Like a true reformer the prophetic narrator has raised upon the Babylonian basis a new system whose rational and moral side need not fear comparison with any other religious doctrine of humanity. Among the Greeks, no religious or social reform could be developed and preserved that took for a basis their castes of irresponsible gods. Egypt perished without having attempted to rise from its coarse animal-worship. Babylonianism alone, by its hymns and its epics, still lives to-day as an important factor in universal religion, although under a form idealised by genius. Materially, Babylon is but a memory, but a delicate part of its atoms passed into the vigorous constitution of its spiritual heir, the sacred book of Hebrew monotheism, to become the common property of humanity.

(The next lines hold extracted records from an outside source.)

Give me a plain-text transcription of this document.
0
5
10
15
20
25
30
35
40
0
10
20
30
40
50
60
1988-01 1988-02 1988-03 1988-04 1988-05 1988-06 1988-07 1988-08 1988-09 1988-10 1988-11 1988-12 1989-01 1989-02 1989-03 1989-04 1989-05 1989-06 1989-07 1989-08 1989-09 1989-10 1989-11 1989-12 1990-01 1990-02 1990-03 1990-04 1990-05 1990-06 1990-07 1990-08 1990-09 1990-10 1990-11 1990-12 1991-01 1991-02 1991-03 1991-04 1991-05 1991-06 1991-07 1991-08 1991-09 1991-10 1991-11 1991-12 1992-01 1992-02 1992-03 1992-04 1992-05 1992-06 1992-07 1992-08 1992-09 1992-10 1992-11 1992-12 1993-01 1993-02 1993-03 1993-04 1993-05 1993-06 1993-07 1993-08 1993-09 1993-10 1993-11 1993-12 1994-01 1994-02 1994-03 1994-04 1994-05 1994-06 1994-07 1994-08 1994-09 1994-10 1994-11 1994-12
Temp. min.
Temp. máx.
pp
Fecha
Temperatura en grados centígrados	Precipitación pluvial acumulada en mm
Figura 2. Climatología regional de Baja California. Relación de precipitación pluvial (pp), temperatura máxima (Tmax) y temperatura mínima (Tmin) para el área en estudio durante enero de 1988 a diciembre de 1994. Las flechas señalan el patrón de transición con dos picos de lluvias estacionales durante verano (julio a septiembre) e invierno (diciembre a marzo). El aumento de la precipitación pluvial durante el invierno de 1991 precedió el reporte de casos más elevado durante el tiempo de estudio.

MESOPOTAMIAN HISTORY IN OUTLINE
A PRELIMINARY SURVEY COMPRISING A CURSORY VIEW OF THE SOURCES OF MESOPOTAMIAN HISTORY AND OF THE SWEEP OF EVENTS, AND A TABLE OF CHRONOLOGY
The Babylonians and Assyrians were two very important peoples of remote antiquity, inhabiting the region of the Tigris and Euphrates rivers in southwestern Asia. The Greeks regarded these peoples as constituting one nation and called their country Mesopotamia, a name that could properly be applied to only a part of their territory. The Babylonians and Assyrians, themselves, on the other hand, regarded each other as alien peoples, though both belonged to the same Semitic stock. The Babylonians were the more ancient, and their territory lay to the south, where, many scholars believe, they had been preceded by a people of a different race.

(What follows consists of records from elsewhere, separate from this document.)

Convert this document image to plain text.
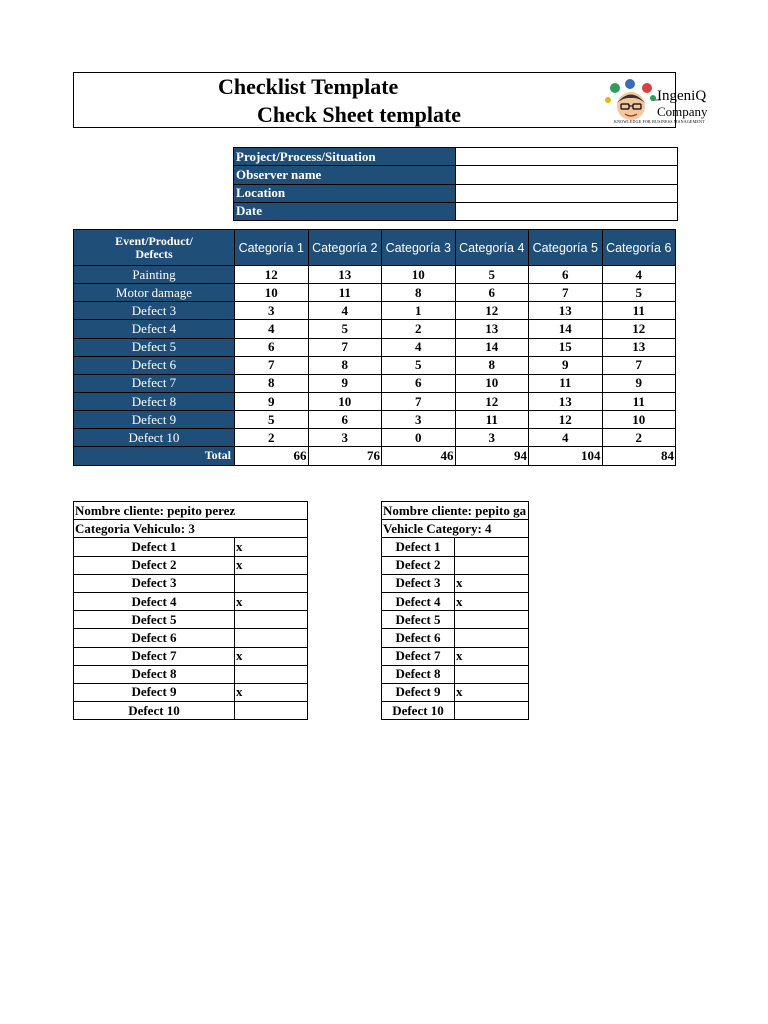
Checklist Template
Check Sheet template
IngeniQ
Company
KNOWLEDGE FOR BUSINESS MANAGEMENT
Project/Process/Situation	
Observer name	
Location	
Date	
Event/Product/
Defects	Categoría 1	Categoría 2	Categoría 3	Categoría 4	Categoría 5	Categoría 6
Painting	12	13	10	5	6	4
Motor damage	10	11	8	6	7	5
Defect 3	3	4	1	12	13	11
Defect 4	4	5	2	13	14	12
Defect 5	6	7	4	14	15	13
Defect 6	7	8	5	8	9	7
Defect 7	8	9	6	10	11	9
Defect 8	9	10	7	12	13	11
Defect 9	5	6	3	11	12	10
Defect 10	2	3	0	3	4	2
Total	66	76	46	94	104	84
Nombre cliente: pepito perez	
Categoria Vehiculo: 3	
Defect 1	x
Defect 2	x
Defect 3	
Defect 4	x
Defect 5	
Defect 6	
Defect 7	x
Defect 8	
Defect 9	x
Defect 10	
Nombre cliente: pepito ga	
Vehicle Category: 4	
Defect 1	
Defect 2	
Defect 3	x
Defect 4	x
Defect 5	
Defect 6	
Defect 7	x
Defect 8	
Defect 9	x
Defect 10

Though the seat of this early civilisation is geographically small in extent, yet the peoples who entered into it were by no means homogeneous, nor was their history a continuous record of unbroken political succession. On the contrary, at least two different races of people were involved,—a Turanian stock in the early Babylonian history, a Semitic stock in all the later periods,—and at least three successive kingdoms or empires, not to speak of mere changes of dynasty. The earliest period known to us—that which left records at Nippur and Shirpurla, in old Babylonia—had its seat in the southern portion of the territory bordering on the sea; thence, seemingly, civilisation spread northward. Assyriologists are not fully agreed as to the share which the non-Semitic race had in this early civilisation. It has even been questioned whether these so-called Sumerians really existed at all.[15] In any event the Semitic Babylonians acquired full control at a very early period.
The Assyrian kingdom—which came to be a veritable world-empire—had its seat at Calah and afterwards at Nineveh. It conquered and absorbed the old Babylonian kingdom, and then reached out for domination to the east and to the west, finally overrunning even Egypt.